As America’s only pure primary care society, AAFP may indeed stand alone in the health care industry. Primary care’s empowerment would diminish revenues resulting from inappropriate services throughout the care continuum, so nearly every other health care group favors the paradigm that has dominated for the past two decades.

But the non-health care business community is larger and more powerful than health care, has carried a tremendous excess health care cost burden, and has every reason to stand with primary care. The National Business Group on Health was an active participant on the AAFP’s Primary Care Services Task Force. They and other business groups would undoubtedly respond to a request to rally, if asked.

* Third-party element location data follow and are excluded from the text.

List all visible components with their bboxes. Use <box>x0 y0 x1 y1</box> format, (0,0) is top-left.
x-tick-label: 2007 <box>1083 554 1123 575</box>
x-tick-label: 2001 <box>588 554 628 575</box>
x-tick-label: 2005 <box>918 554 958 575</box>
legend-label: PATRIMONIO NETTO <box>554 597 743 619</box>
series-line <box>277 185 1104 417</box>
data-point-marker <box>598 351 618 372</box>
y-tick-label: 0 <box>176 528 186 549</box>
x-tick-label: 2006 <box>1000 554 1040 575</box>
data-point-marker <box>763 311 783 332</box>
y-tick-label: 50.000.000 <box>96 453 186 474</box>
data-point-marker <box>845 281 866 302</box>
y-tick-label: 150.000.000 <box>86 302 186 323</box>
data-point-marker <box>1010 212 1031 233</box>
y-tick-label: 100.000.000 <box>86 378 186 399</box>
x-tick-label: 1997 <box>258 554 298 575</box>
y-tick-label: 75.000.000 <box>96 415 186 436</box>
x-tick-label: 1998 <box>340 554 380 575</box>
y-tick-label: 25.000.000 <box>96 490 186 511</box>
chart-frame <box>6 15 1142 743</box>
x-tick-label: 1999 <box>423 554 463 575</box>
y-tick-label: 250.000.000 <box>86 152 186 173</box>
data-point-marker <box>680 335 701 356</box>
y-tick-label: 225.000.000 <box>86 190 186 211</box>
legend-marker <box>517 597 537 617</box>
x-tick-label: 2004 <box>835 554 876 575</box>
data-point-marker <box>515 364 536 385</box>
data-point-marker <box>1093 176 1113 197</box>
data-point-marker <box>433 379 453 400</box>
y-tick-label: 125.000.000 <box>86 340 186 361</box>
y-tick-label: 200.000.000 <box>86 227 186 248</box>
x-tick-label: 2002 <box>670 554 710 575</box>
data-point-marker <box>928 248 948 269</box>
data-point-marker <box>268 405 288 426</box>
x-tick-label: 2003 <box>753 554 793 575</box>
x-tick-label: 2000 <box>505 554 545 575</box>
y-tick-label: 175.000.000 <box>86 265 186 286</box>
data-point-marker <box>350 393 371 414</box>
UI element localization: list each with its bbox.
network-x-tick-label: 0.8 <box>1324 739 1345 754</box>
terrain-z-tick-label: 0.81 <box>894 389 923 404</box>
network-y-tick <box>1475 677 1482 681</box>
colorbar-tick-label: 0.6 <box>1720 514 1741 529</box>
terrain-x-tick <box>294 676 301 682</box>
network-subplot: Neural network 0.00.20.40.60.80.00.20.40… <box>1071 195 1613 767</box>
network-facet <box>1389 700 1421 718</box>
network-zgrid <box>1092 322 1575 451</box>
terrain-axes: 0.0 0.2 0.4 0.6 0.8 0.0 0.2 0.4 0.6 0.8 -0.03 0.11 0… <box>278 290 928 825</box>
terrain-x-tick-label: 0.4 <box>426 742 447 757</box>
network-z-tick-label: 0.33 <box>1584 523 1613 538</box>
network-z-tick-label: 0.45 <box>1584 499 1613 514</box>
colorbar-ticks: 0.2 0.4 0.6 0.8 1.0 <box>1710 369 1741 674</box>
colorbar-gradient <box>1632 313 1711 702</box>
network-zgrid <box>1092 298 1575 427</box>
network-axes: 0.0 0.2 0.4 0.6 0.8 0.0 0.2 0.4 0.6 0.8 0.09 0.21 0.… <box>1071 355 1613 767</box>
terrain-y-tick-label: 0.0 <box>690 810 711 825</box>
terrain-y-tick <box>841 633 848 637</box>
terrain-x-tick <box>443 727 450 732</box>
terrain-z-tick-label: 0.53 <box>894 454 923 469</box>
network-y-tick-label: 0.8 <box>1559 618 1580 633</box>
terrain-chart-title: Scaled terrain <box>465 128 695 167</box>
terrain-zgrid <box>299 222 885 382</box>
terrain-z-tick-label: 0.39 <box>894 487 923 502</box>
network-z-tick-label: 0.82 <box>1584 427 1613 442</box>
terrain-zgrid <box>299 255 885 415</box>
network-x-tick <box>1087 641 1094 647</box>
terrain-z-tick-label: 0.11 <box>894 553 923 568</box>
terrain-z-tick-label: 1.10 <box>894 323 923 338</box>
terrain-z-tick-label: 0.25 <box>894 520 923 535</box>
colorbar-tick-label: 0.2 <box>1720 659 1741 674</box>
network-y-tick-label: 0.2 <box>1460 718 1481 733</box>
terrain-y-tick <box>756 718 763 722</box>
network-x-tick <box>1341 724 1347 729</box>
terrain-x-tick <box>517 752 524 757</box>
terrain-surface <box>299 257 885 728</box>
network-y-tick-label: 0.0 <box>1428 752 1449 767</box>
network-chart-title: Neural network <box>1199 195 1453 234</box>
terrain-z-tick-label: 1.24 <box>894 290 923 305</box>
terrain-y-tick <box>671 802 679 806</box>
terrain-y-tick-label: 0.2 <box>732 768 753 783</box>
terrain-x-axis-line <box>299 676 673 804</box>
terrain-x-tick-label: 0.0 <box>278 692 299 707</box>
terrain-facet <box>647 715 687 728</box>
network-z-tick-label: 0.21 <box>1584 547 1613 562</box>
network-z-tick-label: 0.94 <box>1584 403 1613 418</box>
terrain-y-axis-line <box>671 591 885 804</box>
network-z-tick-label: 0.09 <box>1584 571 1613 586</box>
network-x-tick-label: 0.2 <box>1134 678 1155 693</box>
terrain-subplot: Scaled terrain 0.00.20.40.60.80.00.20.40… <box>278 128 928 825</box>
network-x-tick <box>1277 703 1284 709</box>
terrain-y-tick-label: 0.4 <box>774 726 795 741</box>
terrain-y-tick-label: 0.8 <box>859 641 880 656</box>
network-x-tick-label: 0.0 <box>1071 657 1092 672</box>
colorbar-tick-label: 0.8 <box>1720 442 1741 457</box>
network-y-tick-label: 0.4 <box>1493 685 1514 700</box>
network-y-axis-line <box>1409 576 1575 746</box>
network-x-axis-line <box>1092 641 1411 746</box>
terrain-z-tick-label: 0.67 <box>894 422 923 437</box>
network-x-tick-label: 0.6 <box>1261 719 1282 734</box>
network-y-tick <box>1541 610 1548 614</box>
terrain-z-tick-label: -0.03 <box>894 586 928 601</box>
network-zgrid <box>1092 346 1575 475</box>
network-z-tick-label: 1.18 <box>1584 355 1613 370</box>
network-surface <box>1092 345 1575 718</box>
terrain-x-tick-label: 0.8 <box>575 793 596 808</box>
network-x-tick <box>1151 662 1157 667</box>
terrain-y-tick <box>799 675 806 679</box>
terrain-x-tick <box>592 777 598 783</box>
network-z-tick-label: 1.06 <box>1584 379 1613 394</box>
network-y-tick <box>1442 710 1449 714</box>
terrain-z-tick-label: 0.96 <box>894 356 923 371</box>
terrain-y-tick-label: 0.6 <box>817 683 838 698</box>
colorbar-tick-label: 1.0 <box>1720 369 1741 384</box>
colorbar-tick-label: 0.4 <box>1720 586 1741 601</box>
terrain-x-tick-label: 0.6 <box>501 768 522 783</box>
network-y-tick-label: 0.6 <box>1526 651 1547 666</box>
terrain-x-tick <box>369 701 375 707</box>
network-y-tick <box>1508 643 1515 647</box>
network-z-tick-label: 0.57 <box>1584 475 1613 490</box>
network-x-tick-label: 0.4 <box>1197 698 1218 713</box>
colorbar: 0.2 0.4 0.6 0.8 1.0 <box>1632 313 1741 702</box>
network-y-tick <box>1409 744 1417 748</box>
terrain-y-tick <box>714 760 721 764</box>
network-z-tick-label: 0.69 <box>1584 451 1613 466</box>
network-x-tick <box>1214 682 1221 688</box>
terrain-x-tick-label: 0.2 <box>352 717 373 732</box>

Finally, Dr. Stream claims, “Important strategic political partnerships outside the RUC could have been damaged if we withdrew, and that could have harmed the Academy’s advocacy efforts.” This undoubtedly was the clincher, but it is questionable whether it makes sense to depend on allies whose collaboration requires the acceptance of egregious terms.

For 20 years, AAFP has been at the RUC’s table, and the lot of family physicians has eroded dramatically. The decision to stay means continuing with the same behavior and expecting a different result.

But it is worse than that. The AAFPs now moves forward with a group it has publicly acknowledged actively works against the interests of patients, purchasers and primary care physicians. It is very difficult to justify that.

Brian Klepper is Chief Development Officer of WeCare TLC and blogs at Care and Cost.